Arabic Page Recognition Profile Settings Window

The following options are found in the Arabic page recognition properties window.

General Settings

This group has the following options:

Word separation characters

Use this field to define what characters may delimit words. The value for this option is set to /:()-# (forward slash, colon, open and close parentheses, hyphen, pound) by default.

Correct separated numbers

Select this option to automatically combine numbers or groups of numbers that are close together. For example, if the engine reads "12," and "00," as two words less than half a space apart, it returns a single combined word - "12,00". This option is selected by default.

Secondary language

Select a secondary language from the list for documents that contain digits or other English or French text in addition to the Arabic text. The value for this option is set to <None> by default.

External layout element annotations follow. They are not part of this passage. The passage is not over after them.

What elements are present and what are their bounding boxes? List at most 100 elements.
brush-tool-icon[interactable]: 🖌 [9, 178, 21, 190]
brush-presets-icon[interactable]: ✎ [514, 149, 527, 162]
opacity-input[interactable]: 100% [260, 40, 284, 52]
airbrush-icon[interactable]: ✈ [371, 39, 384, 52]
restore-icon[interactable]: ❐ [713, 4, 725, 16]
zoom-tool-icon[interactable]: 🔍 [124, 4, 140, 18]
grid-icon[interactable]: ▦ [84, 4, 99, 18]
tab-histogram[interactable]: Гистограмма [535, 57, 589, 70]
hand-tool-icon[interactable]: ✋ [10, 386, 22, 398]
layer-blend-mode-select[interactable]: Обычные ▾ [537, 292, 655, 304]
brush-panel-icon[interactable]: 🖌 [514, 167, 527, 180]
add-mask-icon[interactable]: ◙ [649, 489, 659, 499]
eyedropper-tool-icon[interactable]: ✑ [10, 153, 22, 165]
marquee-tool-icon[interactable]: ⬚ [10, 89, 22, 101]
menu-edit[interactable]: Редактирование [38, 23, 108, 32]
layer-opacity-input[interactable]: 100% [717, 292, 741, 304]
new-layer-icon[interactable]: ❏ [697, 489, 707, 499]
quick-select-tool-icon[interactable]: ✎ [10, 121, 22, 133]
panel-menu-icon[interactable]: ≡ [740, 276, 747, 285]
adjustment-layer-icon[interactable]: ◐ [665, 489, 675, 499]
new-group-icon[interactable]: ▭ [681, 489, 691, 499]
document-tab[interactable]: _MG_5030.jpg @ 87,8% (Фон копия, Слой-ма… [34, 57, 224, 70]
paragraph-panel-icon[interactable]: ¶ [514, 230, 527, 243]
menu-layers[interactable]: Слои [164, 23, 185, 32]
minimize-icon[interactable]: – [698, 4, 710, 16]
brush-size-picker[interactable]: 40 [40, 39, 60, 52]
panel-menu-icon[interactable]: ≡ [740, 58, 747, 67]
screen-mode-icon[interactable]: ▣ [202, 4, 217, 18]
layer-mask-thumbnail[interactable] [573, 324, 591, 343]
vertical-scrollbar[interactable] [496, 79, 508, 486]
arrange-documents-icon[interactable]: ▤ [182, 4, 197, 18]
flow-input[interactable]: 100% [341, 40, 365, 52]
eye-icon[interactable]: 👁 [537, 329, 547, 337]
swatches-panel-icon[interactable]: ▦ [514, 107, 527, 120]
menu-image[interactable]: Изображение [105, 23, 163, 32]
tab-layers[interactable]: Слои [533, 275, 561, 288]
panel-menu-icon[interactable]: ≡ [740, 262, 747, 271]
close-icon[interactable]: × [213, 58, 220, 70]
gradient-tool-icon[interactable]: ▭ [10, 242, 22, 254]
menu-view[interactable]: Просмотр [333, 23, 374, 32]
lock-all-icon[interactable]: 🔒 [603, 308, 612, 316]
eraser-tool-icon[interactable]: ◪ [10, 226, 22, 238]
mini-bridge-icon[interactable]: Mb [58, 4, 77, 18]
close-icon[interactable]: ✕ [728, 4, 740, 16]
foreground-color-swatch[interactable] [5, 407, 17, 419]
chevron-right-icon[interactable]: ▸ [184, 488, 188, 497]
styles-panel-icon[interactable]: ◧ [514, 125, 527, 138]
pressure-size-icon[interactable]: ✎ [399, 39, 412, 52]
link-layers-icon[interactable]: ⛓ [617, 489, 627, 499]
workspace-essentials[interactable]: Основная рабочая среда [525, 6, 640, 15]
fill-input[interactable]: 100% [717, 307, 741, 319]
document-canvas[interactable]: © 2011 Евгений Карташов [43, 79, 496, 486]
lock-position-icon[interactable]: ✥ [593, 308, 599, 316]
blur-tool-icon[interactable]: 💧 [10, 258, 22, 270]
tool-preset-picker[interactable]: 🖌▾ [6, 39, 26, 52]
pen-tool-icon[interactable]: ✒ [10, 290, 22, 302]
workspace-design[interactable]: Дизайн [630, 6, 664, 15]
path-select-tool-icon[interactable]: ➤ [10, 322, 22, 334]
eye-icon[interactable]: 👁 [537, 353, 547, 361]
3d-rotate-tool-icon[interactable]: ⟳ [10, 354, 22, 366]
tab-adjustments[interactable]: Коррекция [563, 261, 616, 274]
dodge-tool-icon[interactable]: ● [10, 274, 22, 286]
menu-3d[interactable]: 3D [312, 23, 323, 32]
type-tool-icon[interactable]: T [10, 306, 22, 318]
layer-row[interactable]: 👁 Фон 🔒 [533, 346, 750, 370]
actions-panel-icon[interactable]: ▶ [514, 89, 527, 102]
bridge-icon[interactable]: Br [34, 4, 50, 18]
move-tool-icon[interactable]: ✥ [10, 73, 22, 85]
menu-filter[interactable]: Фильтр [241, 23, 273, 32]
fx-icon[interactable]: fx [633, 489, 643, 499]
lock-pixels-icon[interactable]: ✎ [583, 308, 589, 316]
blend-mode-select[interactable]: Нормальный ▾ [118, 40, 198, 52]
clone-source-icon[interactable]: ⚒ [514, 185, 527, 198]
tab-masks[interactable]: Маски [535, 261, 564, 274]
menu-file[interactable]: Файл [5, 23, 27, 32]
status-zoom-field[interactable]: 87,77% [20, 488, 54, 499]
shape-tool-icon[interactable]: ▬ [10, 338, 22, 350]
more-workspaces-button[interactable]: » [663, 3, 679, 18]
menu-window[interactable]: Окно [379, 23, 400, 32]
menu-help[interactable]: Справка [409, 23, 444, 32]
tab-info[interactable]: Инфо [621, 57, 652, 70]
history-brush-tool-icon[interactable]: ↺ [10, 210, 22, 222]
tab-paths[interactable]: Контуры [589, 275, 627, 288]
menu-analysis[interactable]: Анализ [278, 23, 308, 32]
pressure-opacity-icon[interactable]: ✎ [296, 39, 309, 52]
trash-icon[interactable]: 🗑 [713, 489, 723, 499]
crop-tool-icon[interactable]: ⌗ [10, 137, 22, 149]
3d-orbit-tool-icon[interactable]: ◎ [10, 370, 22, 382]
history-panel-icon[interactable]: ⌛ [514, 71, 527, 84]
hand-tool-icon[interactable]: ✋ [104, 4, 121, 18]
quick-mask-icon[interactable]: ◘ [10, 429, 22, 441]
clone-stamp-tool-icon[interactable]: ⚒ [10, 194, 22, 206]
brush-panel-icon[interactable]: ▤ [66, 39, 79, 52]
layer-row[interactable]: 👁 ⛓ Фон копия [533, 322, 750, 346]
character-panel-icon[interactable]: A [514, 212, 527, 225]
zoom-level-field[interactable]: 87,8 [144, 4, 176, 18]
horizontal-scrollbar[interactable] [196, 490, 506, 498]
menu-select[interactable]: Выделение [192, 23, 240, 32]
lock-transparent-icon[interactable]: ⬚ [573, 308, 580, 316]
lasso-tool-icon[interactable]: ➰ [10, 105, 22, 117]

Arabic Recognition Environment

This group has the following options:

Reliability rate

By default, if no font is selected a font-independent recognition is performed. When a font is selected from the Arabic fonts an additional font-dependent recognition is executed. The reliability rate defines the weight for the font-independent versus the font-dependent results in order to return the result with the best confidence.

Use this option to define the rate for the reliability. The value for this option is set to 50 by default.

Arabic fonts

If your documents contain several fonts you can enable font-dependant recognition by selecting different fonts from the list. For the best results, you should enable multiple fonts only if the fonts used on the documents are known. This is because a random selection of fonts can slow down the recognition process, and may reduce the accuracy rate. When you do enable multiple fonts, set the reliability rate to 50 so that the font-dependent and font-independent recognition is rated equally.

Image Preprocessing

This group has the following options to increase the integrity of images extracted:

Deskew

Select this option to automatically correct slightly slanted images. This option is cleared by default.

Despeckle

Select this option to remove blobs on an image. If selected, it automatically removes all groups of connected pixels with a number of pixels below the configured Maximum pixel size value. This option is cleared by default.

Maximum pixel size

If Despeckle is selected, you can define a maximum number of connected pixels. Any number of connected pixels below the defined value are removed as noise. The value for this option is set to 1 by default.

Definitions for the buttons at the bottom of this window can be found in Common Transformation Designer Buttons.